The STD/ISD PCO began to crop up as the first telecom revolution, pioneered by Sam Pitroda and C-DoT, began to show visible results in the late ‘80s. As phone connections became easier to obtain, the ‘STD booth’ began to crop up all over the country. Often, these were adjuncts to grocery stores, photocopying stores and other neighbourhood landmarks. One popped in, made the call and then walked out. They were a godsend in a country where for decades, a personal telephone connection was a status symbol.
As the second telecom revolution unfolded and the mobile phone became an omnipresent commodity, the STD booth became an anomaly. The mobile phone is also largely responsible for the disappearance of telephone directories and Yellow Pages, which died silent, unheralded deaths.
As for the video rental store, the growth of cable TV and more recently, streaming platforms, did them in.
The odd STD booth or video store still survive, maybe — ghosts from the not-so-distant past!
On their way out?
Even as we speak, other products too are on their last legs. Consider the printed roadmaps that most car dashboards contained and that many used to navigate through the city. Digital maps have now taken over this function. Printed roadmaps are on the fast route to becoming historical relics.
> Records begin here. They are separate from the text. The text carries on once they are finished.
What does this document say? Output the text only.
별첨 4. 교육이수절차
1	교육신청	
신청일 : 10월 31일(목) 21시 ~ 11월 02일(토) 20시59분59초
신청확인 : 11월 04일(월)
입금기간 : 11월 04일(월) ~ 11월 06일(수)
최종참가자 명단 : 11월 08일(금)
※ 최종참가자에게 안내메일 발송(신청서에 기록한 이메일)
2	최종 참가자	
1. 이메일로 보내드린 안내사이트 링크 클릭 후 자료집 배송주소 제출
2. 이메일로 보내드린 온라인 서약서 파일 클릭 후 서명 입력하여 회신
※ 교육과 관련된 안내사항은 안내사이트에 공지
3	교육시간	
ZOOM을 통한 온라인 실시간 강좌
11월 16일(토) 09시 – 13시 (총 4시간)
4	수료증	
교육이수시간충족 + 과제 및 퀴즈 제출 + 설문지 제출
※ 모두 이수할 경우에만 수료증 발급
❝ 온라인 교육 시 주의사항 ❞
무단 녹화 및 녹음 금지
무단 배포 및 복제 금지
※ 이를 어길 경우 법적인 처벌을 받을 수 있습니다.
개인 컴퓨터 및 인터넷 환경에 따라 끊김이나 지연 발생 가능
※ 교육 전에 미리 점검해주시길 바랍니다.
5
The fax machine too is swiftly moving in the has-been direction. Email and scanners have largely eroded its use. Similarly, multi-volume encyclopaedia sets have been replaced by online versions.
All deaths and disappearances may not necessarily be for the better, though. The gradual disappearance of bookstores and neighbourhood libraries should concern everyone. Bookstores, libraries and their well-stocked bookshelves were once doorways to other worlds and possibilities. The joy that was sparked by the discovery of books and writers on store or library bookshelves is perhaps, unmatched. “Paradise is a library, not a garden,” the Argentinian writer, Jorge Luis Borges once said.
Correlation is not necessarily causation, of course. But still, consider that the gradual erosion of the reading habit over the last couple of decades has been accompanied by a growing illiberal streak throughout the world and the puzzling rise of strongmen (yes, mostly men!). Food for thought?
While products do pass on, their memories often survive, often in interesting ways. The telegraph as technology is well and truly dead, but the name lives on. Many newspapers around the world continue to use it. Why Telegram is even the name of a digital messaging app.
Plus ça change, plus c’est la même chose (the more things change, the more they stay the same). At least more or less.